By 1906 attendance had dwindled so much that the Glebe Town Hall library closed.

By 1923 a revived but modest Glebe School of Arts, its main activity billiards, had been operating from various temporary addresses, its last a hall in Derby Place. In 1924 it finally got its own building – at 191 Bridge Rd. The ‘Glebe School of Arts and Literary Institute’ sounds highfalutin’ but was devoted to neither of these pursuits. It was dominated by its six billiard tables. There were games rooms where draughts championships were held, and a lecture room upstairs where lady members could hold meetings at no charge. Vice president of the Glebe School of Arts was E A Boyle a billiards champion and billiards referee. In 1927 the Evening News carried a headline ‘Books or Billiards?’

The Council gave money every year for the School of Arts to buy books but who knows where the money went? In 1933 the School of Arts was raided by police. They found people playing a fruit machine. The young manager, despite his assertions that they could exchange chits for library fees, was fined £5 for allowing gambling on the premises. The School of Arts kept going with billiards and snooker. Champion Horace Lindrum played there and it was the venue for 21st birthday parties, wedding receptions and protest meetings such as the 1950 banning of the Communist Party by Prime Minister Menzies. Over the years the building grew shabby and abandoned vehicles were a feature of its grounds.

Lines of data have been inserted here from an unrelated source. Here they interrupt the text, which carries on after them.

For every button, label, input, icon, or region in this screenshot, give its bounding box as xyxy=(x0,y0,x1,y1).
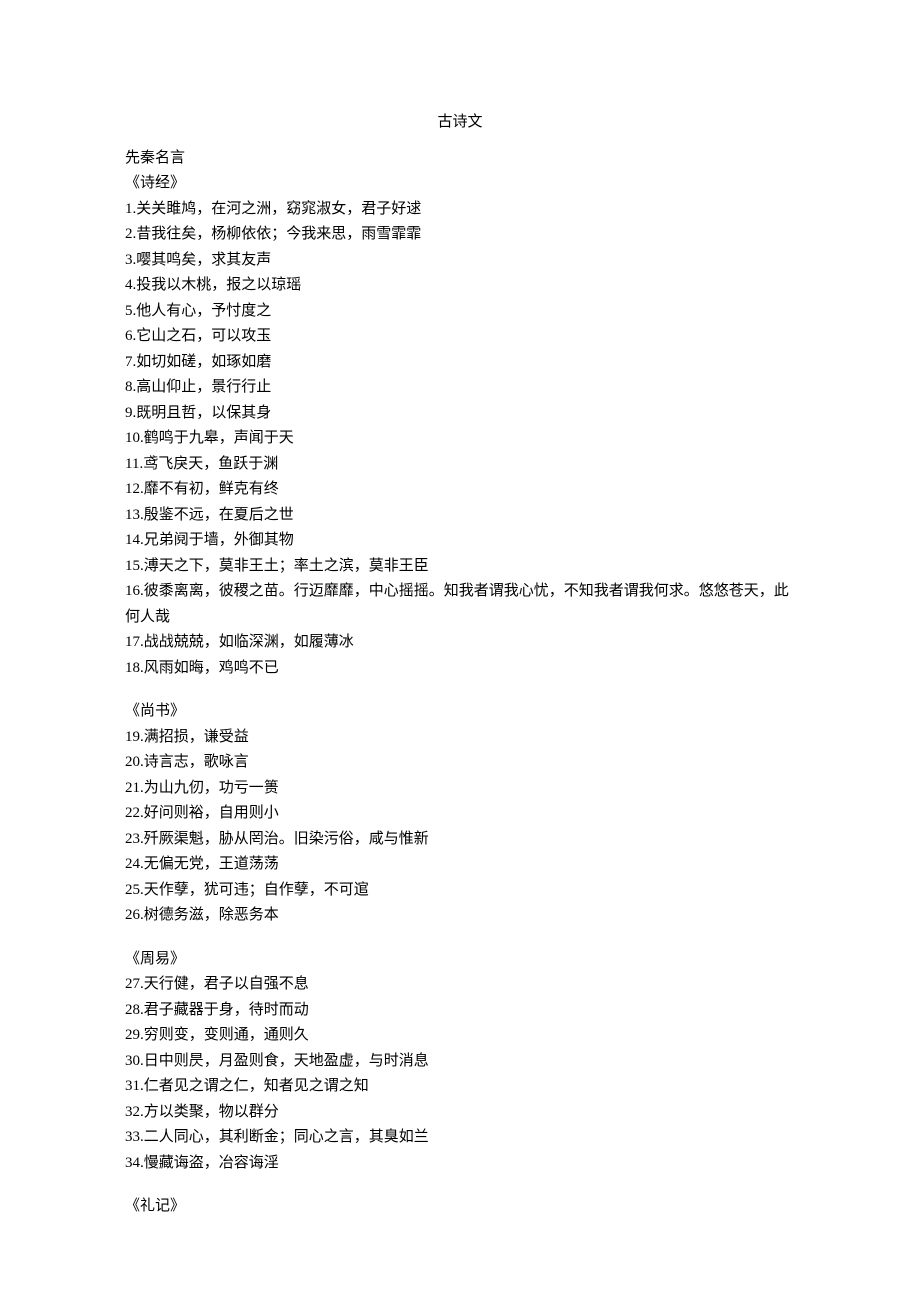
quote-line: 27.天行健，君子以自强不息 xyxy=(125,972,795,998)
quote-line: 17.战战兢兢，如临深渊，如履薄冰 xyxy=(125,630,795,656)
document-title: 古诗文 xyxy=(125,110,795,136)
quote-line: 16.彼黍离离，彼稷之苗。行迈靡靡，中心摇摇。知我者谓我心忧，不知我者谓我何求。… xyxy=(125,579,795,630)
quote-line: 20.诗言志，歌咏言 xyxy=(125,750,795,776)
quote-line: 24.无偏无党，王道荡荡 xyxy=(125,852,795,878)
quote-line: 28.君子藏器于身，待时而动 xyxy=(125,998,795,1024)
quote-line: 8.高山仰止，景行行止 xyxy=(125,375,795,401)
quote-line: 34.慢藏诲盗，冶容诲淫 xyxy=(125,1151,795,1177)
quote-line: 6.它山之石，可以攻玉 xyxy=(125,324,795,350)
quote-line: 21.为山九仞，功亏一篑 xyxy=(125,776,795,802)
quote-line: 32.方以类聚，物以群分 xyxy=(125,1100,795,1126)
quote-line: 15.溥天之下，莫非王土；率土之滨，莫非王臣 xyxy=(125,554,795,580)
quote-line: 7.如切如磋，如琢如磨 xyxy=(125,350,795,376)
quote-line: 30.日中则昃，月盈则食，天地盈虚，与时消息 xyxy=(125,1049,795,1075)
quote-line: 31.仁者见之谓之仁，知者见之谓之知 xyxy=(125,1074,795,1100)
source-title: 《尚书》 xyxy=(125,699,795,725)
quote-line: 26.树德务滋，除恶务本 xyxy=(125,903,795,929)
quote-line: 22.好问则裕，自用则小 xyxy=(125,801,795,827)
main-heading: 先秦名言 xyxy=(125,146,795,172)
quote-line: 29.穷则变，变则通，通则久 xyxy=(125,1023,795,1049)
quote-line: 12.靡不有初，鲜克有终 xyxy=(125,477,795,503)
quote-line: 9.既明且哲，以保其身 xyxy=(125,401,795,427)
quote-line: 19.满招损，谦受益 xyxy=(125,725,795,751)
source-title: 《礼记》 xyxy=(125,1194,795,1220)
source-title: 《诗经》 xyxy=(125,171,795,197)
quote-line: 25.天作孽，犹可违；自作孽，不可逭 xyxy=(125,878,795,904)
quote-line: 2.昔我往矣，杨柳依依；今我来思，雨雪霏霏 xyxy=(125,222,795,248)
quote-line: 14.兄弟阋于墙，外御其物 xyxy=(125,528,795,554)
quote-line: 4.投我以木桃，报之以琼瑶 xyxy=(125,273,795,299)
source-title: 《周易》 xyxy=(125,947,795,973)
quote-line: 23.歼厥渠魁，胁从罔治。旧染污俗，咸与惟新 xyxy=(125,827,795,853)
quote-line: 5.他人有心，予忖度之 xyxy=(125,299,795,325)
quote-line: 10.鹤鸣于九皋，声闻于天 xyxy=(125,426,795,452)
quote-line: 33.二人同心，其利断金；同心之言，其臭如兰 xyxy=(125,1125,795,1151)
quote-line: 11.鸢飞戾天，鱼跃于渊 xyxy=(125,452,795,478)
quote-line: 3.嘤其鸣矣，求其友声 xyxy=(125,248,795,274)
quote-line: 13.殷鉴不远，在夏后之世 xyxy=(125,503,795,529)
quote-line: 1.关关雎鸠，在河之洲，窈窕淑女，君子好逑 xyxy=(125,197,795,223)
quote-line: 18.风雨如晦，鸡鸣不已 xyxy=(125,656,795,682)
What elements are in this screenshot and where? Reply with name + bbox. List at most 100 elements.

In 1956 the Bridge Rd School of Arts was turned into a branch of the City of Sydney Public Library at a cost of nearly £22,000 to serve Glebe’s population of 20,000. It was opened in September by Sydney Lord Mayor Pat Hills. In November 1956 the Duke of Edinburgh flew over Sydney in a helicopter and visited South Sydney Police Boys Club, Victoria Park Swimming Pool, the Kent St parking station – and the newly opened Glebe Public Library. 

His Royal Highness, Prince Philip, The Duke of Edinburgh, shown inspecting the Glebe Branch on the occasion of his visit on the 30 Nov. 1956 (Source: City of Sydney archives)

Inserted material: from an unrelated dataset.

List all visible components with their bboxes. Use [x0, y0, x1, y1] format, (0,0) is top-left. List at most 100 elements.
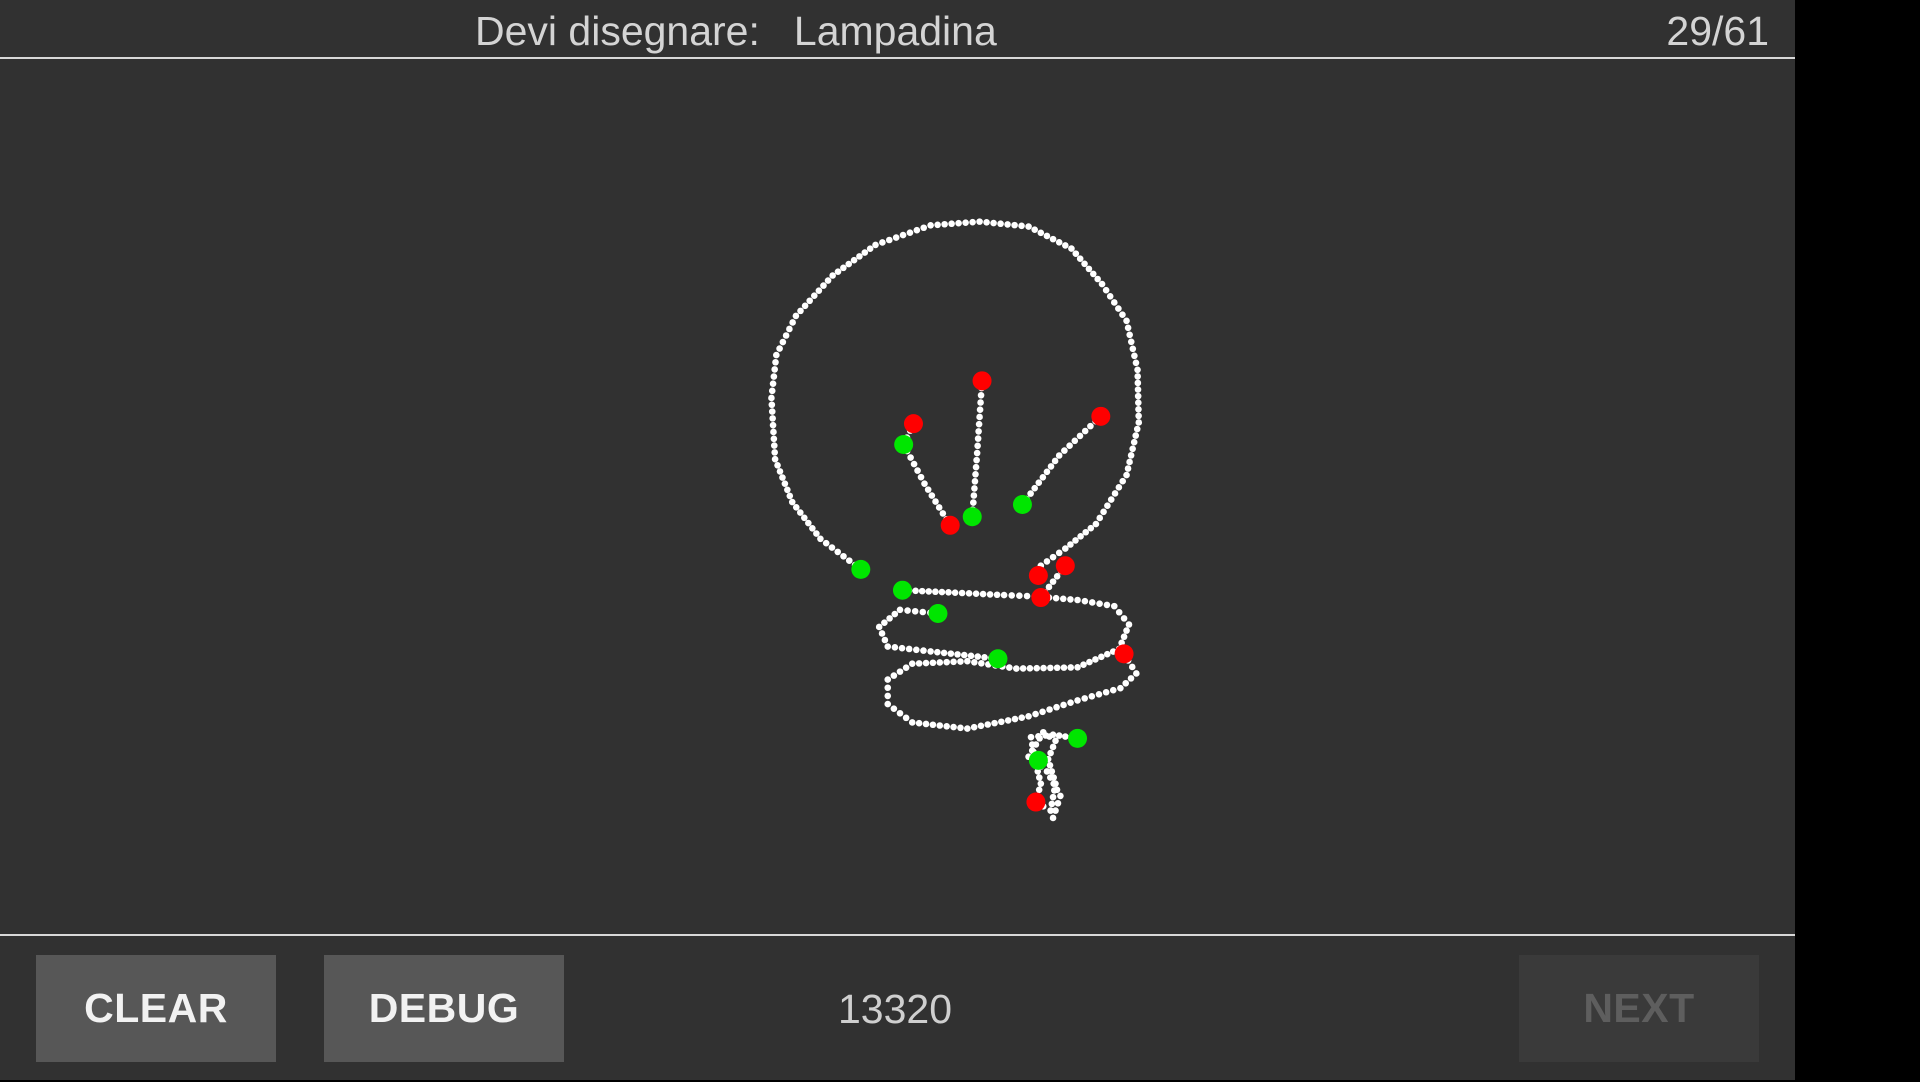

Librarian Miss S Parsons was keen to make the children’s library welcoming, and held children’s parties and film evenings there. An experiment to encourage reading at the Glebe Police Boys Club proved no match for the attractions of boxing, wrestling and jiu jitsu and the small collection of books went up in flames with the rest of the clubhouse in 1962. There was also a mobile library van for the aged and infirm, and book stations at schools and kindergartens such as Hilda Booler.

The Glebe branch on Bridge Rd lasted until 1995 by which time the non-stop traffic outside meant no parking. Plus no disabled access and the roof was leaking. Where to move it?

There was a vacant block of land overgrown with weeds on the corner of Wigram Rd and Glebe Point Rd where the Children’s Hospital used to be.

Benledi, a homeopathic hospital from 1915, had closed in 1989. What about knocking it down? A heritage order stopped that, although the red brick admissions building in front was demolished. The NSW Government planned to sell Benledi to Corrective Services as a facility for women about to leave prison. The proposal divided the community.